Now I wouldn’t go and give it any kind of award, but it wasn’t nearly as bad as I thought.
It’s a fairytale, much like Beauty and the Beast, where a girl is cursed and needs to find someone to see past her ugliness and marry her. Well really they just need to marry her, they don’t have to like it. And she’s not really that ugly. She is more like a beautiful pig, than a hideous woman.
Throughout her entire life, her family has treated her like a freak, and taught her that her face is the only thing holding her back from true happiness. Hello, internalized hate.
And then there’s her mother. Catherine O’Hara is fabulous in this role as the seemingly well-intentioned, hyper-critical mother. She’s neurotic, high-strung and judgmental. She tells Penelope that she loves her, and wants what’s best for her, but her actions as a mother tell Penelope that she isn’t good enough. I can relate to that.

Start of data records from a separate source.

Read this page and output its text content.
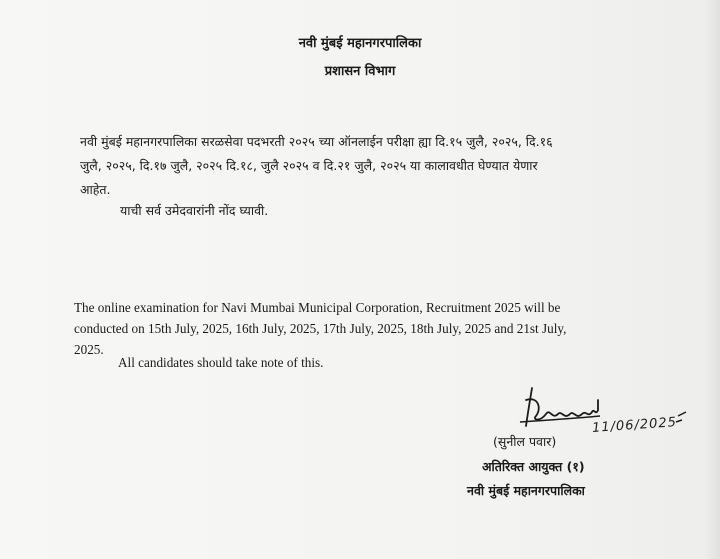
नवी मुंबई महानगरपालिका
प्रशासन विभाग
नवी मुंबई महानगरपालिका सरळसेवा पदभरती २०२५ च्या ऑनलाईन परीक्षा ह्या दि.१५ जुलै, २०२५, दि.१६
जुलै, २०२५, दि.१७ जुलै, २०२५ दि.१८, जुलै २०२५ व दि.२१ जुलै, २०२५ या कालावधीत घेण्यात येणार
आहेत.
याची सर्व उमेदवारांनी नोंद घ्यावी.
The online examination for Navi Mumbai Municipal Corporation, Recruitment 2025 will be
conducted on 15th July, 2025, 16th July, 2025, 17th July, 2025, 18th July, 2025 and 21st July,
2025.
All candidates should take note of this.
11/06/2025
(सुनील पवार)
अतिरिक्त आयुक्त (१)
नवी मुंबई महानगरपालिका
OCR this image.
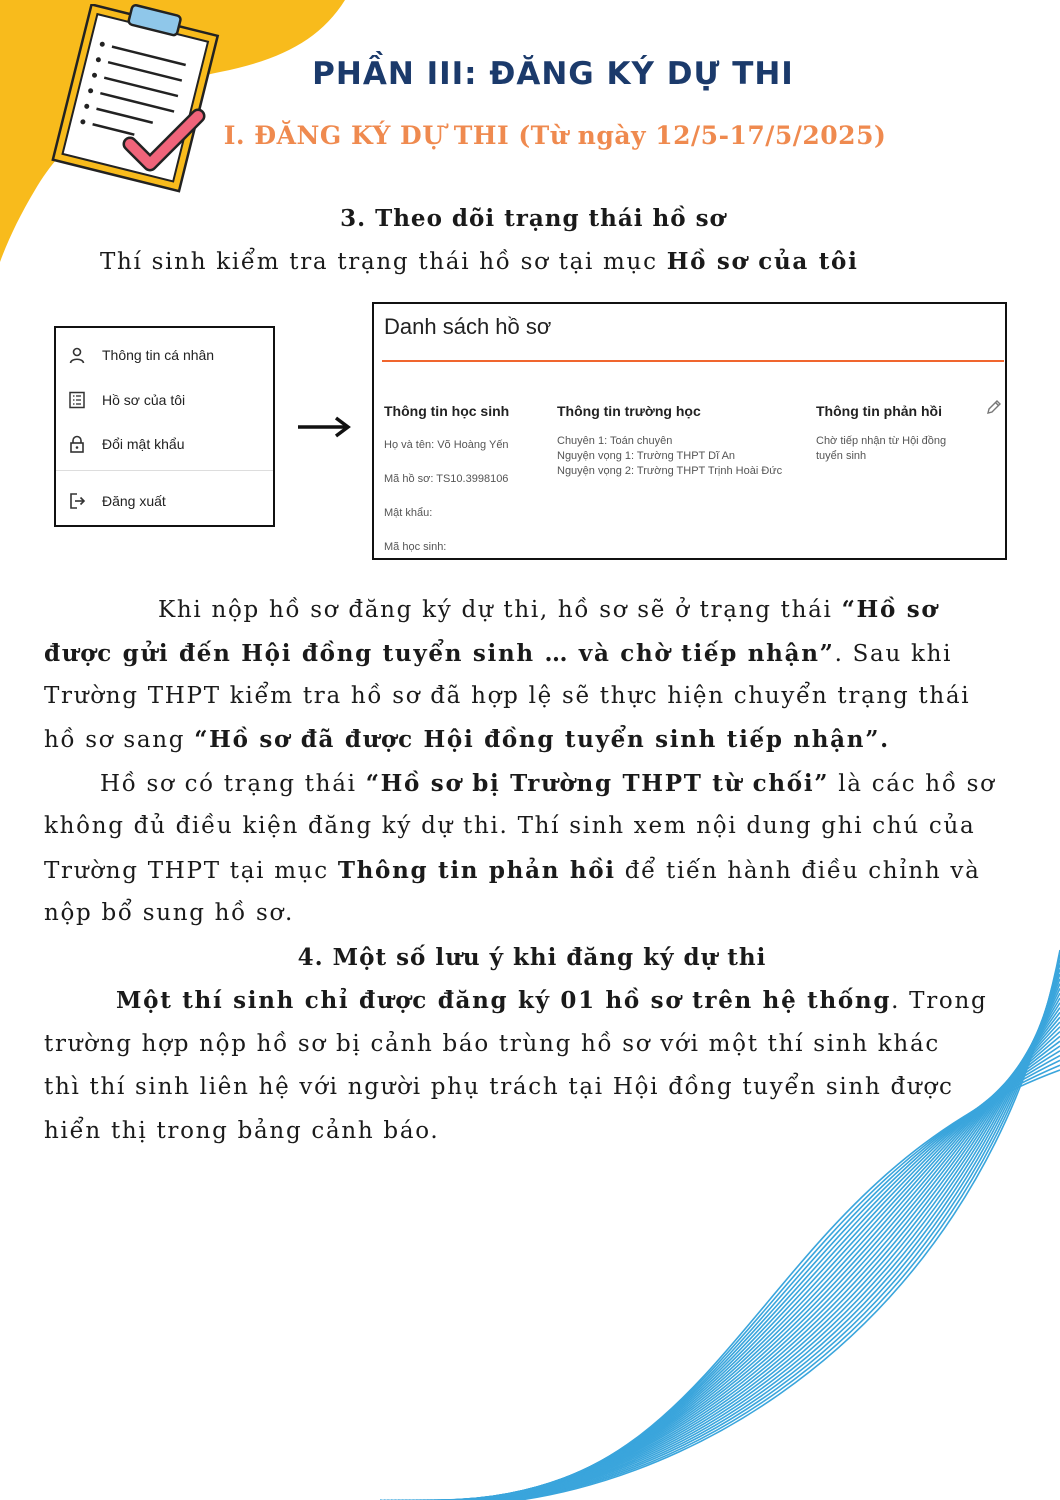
PHẦN III: ĐĂNG KÝ DỰ THI
I. ĐĂNG KÝ DỰ THI (Từ ngày 12/5-17/5/2025)
3. Theo dõi trạng thái hồ sơ
Thí sinh kiểm tra trạng thái hồ sơ tại mục Hồ sơ của tôi
Thông tin cá nhân
Hồ sơ của tôi
Đổi mật khẩu
Đăng xuất
Danh sách hồ sơ
Thông tin học sinh
Họ và tên: Võ Hoàng Yến
Mã hồ sơ: TS10.3998106
Mật khẩu:
Mã học sinh:
Thông tin trường học
Chuyên 1: Toán chuyên
Nguyện vọng 1: Trường THPT Dĩ An
Nguyện vọng 2: Trường THPT Trịnh Hoài Đức
Thông tin phản hồi
Chờ tiếp nhận từ Hội đồng
tuyển sinh
Khi nộp hồ sơ đăng ký dự thi, hồ sơ sẽ ở trạng thái “Hồ sơ
được gửi đến Hội đồng tuyển sinh … và chờ tiếp nhận”. Sau khi
Trường THPT kiểm tra hồ sơ đã hợp lệ sẽ thực hiện chuyển trạng thái
hồ sơ sang “Hồ sơ đã được Hội đồng tuyển sinh tiếp nhận”.
Hồ sơ có trạng thái “Hồ sơ bị Trường THPT từ chối” là các hồ sơ
không đủ điều kiện đăng ký dự thi. Thí sinh xem nội dung ghi chú của
Trường THPT tại mục Thông tin phản hồi để tiến hành điều chỉnh và
nộp bổ sung hồ sơ.
4. Một số lưu ý khi đăng ký dự thi
Một thí sinh chỉ được đăng ký 01 hồ sơ trên hệ thống. Trong
trường hợp nộp hồ sơ bị cảnh báo trùng hồ sơ với một thí sinh khác
thì thí sinh liên hệ với người phụ trách tại Hội đồng tuyển sinh được
hiển thị trong bảng cảnh báo.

Peter Dinklage plays the sneaky reporter that spends his life trying to get a glimpse (and a picture) of the pig girl.
I heart Dinklage. He’s an excellent actor, and when warranted, has a great sense of humour about his height (have you seen the 30 rock episode?)
In this movie, however, he really isn’t playing “the little person.” He is just playing a guy, and playing that guy well. Love it.
The extremes in this movie make it both enjoyable, and clever. Her mother’s over the top character, the ridiculous reactions of suitors, and fake deaths, make modern society and treatment of outsiders so obviously absurd.
One thing I couldn’t quite figure out was why several characters were British. A child here, a suitor there. Not everyone, but not just one or two. I was completely confused.
My biggest criticism is that the girl who is smart the whole way through, still agrees to marry the bad guy even after she has seen the outside world. This doesn’t make a much sense to the story, nor to her character. She discovers that people still like her once they’ve seen her, and she realizes she can survive without her parents. So what gives? Why would she marry a guy who publically slanders her, runs away, and is cruel.
My other criticism is that the story is still focused on finding a man to be happy. She may have been free, but she is never really happy until she gets to make out with Johnny/Max (the delicious James McAvoy).
But movies don’t represent real life – particularly not movies like this. Movies have a unique opportunity to change the way that things usually go, and give characters the strength, and free thought that real people can’t always have.
It would have suited her character well to be happy living life for a while — after all, she was finally free of the task of finding a suitor.
But since she had to find a man, I am glad it was a decent man. Max/Johnny didn’t care that she was weird looking. He never had to come around, he never had to try to love her. He just did. And that’s an OK message to send.
This fairytale is better than others that have come before it because the moral of the story is that the girl must learn to love herself, not find love from others, in order to be saved.
While it still suggests that the pretty is better, maybe we’re all a little prettier when we stop all the hate.